Until recently, no one had looked at the cumulative incidence of false positives from other cancer screening tests. A new study in the Annals of Family Medicine has done just that.
They took advantage of the ongoing Prostate, Lung, Colorectal, and Ovarian (PLCO) Cancer Screening Trial to gather their data. In this large controlled trial (over 150,000 subjects), men randomized to screening were offered chest x-rays, flexible sigmoidoscopies, digital rectal examinations and PSA blood tests. Women were offered CA-125 blood tests for cancer antigen, transvaginal sonograms, chest x-rays, and flexible sigmoidoscopies. During the 3-year study period, a total of 14 screening tests were possible for each sex. The subjects didn’t all get every test.
By the 4th screening test, the risk of false positives was 37% for men and 26% for women. By the 14th screening test, 60% of men and 49% of women had had false positives. This led to invasive diagnostic procedures in 29% of men and 22% of women. 3% were minimally invasive (like endoscopy), 15.8% were moderately invasive (like biopsy) and 1.6% involved major surgical procedures (like hysterectomy). The rate of invasive procedures varied by screening test: 3% of screened women underwent a major surgical procedure for false-positive findings on a transvaginal sonogram.
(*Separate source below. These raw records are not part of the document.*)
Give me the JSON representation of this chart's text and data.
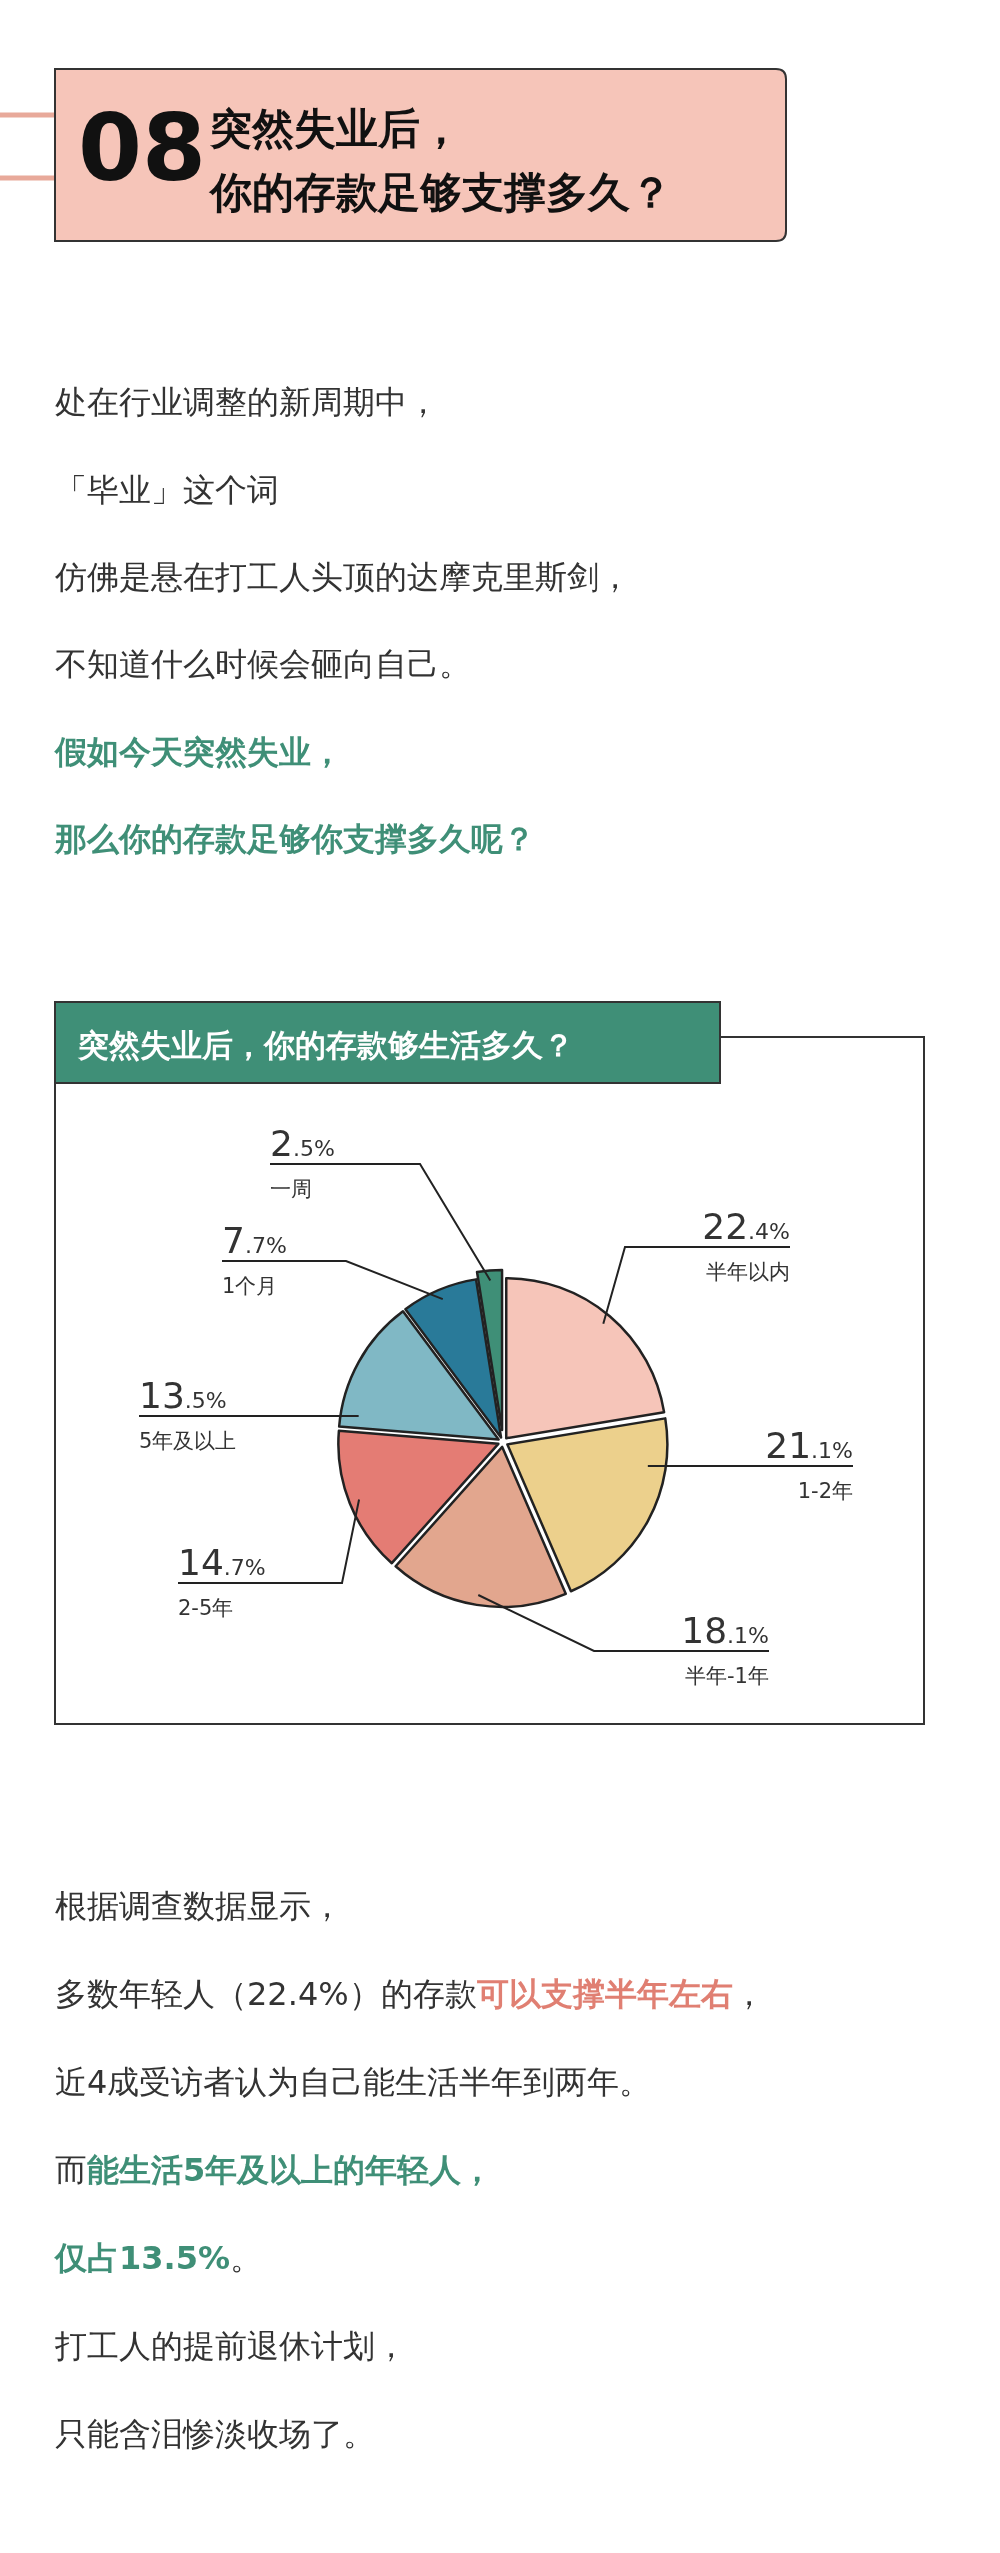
{
  "chart_data": {
    "type": "pie",
    "title": "突然失业后，你的存款够生活多久？",
    "categories": [
      "半年以内",
      "1-2年",
      "半年-1年",
      "2-5年",
      "5年及以上",
      "1个月",
      "一周"
    ],
    "values": [
      22.4,
      21.1,
      18.1,
      14.7,
      13.5,
      7.7,
      2.5
    ],
    "value_labels": [
      "22.4%",
      "21.1%",
      "18.1%",
      "14.7%",
      "13.5%",
      "7.7%",
      "2.5%"
    ],
    "colors": [
      "#f6c5b9",
      "#ecd08c",
      "#e2a68e",
      "#e47c74",
      "#80b8c5",
      "#297a99",
      "#3f8f77"
    ],
    "annotations": [
      "08",
      "突然失业后，",
      "你的存款足够支撑多久？",
      "处在行业调整的新周期中，",
      "「毕业」这个词",
      "仿佛是悬在打工人头顶的达摩克里斯剑，",
      "不知道什么时候会砸向自己。",
      "假如今天突然失业，",
      "那么你的存款足够你支撑多久呢？",
      "根据调查数据显示，",
      "多数年轻人（22.4%）的存款",
      "可以支撑半年左右",
      "，",
      "近4成受访者认为自己能生活半年到两年。",
      "而",
      "能生活5年及以上的年轻人，",
      "仅占13.5%",
      "。",
      "打工人的提前退休计划，",
      "只能含泪惨淡收场了。"
    ]
  }
}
These numbers do not include non-invasive diagnostic procedures, imaging studies, office visits. They do not address the psychological impact of false positives. And they do not address the cost of further testing.
These data should not be over-interpreted. They don’t represent the average patient undergoing typical cancer screening in the typical clinic. But they do serve as a wake-up call. Screening tests should be chosen to maximize benefit and minimize harm. Organizations like the U.S. Preventive Services Task Force try to do just that; they frequently re-evaluate any new evidence and offer new recommendations. Data like these on cumulative false positive risks will help them make better decisions than they could make based on previously available single-test false positive rates.
“In a post earlier this year, I discussed the pros and cons of PSA screening. Last year, I discussed screening ultrasound exams offered direct to the public to bypass medical judgment). If you do 20 lab tests on a normal person, statistically one will come back false positive just because of the way normal lab results are determined. Figuring out which tests to do on a given patient, either for screening or for diagnosis, is far from straightforward.
This new information doesn’t mean we should abandon cancer screening tests. It does mean we should use them judiciously and be careful not to mislead our patients into thinking they offer more certainty and less risk than they really do.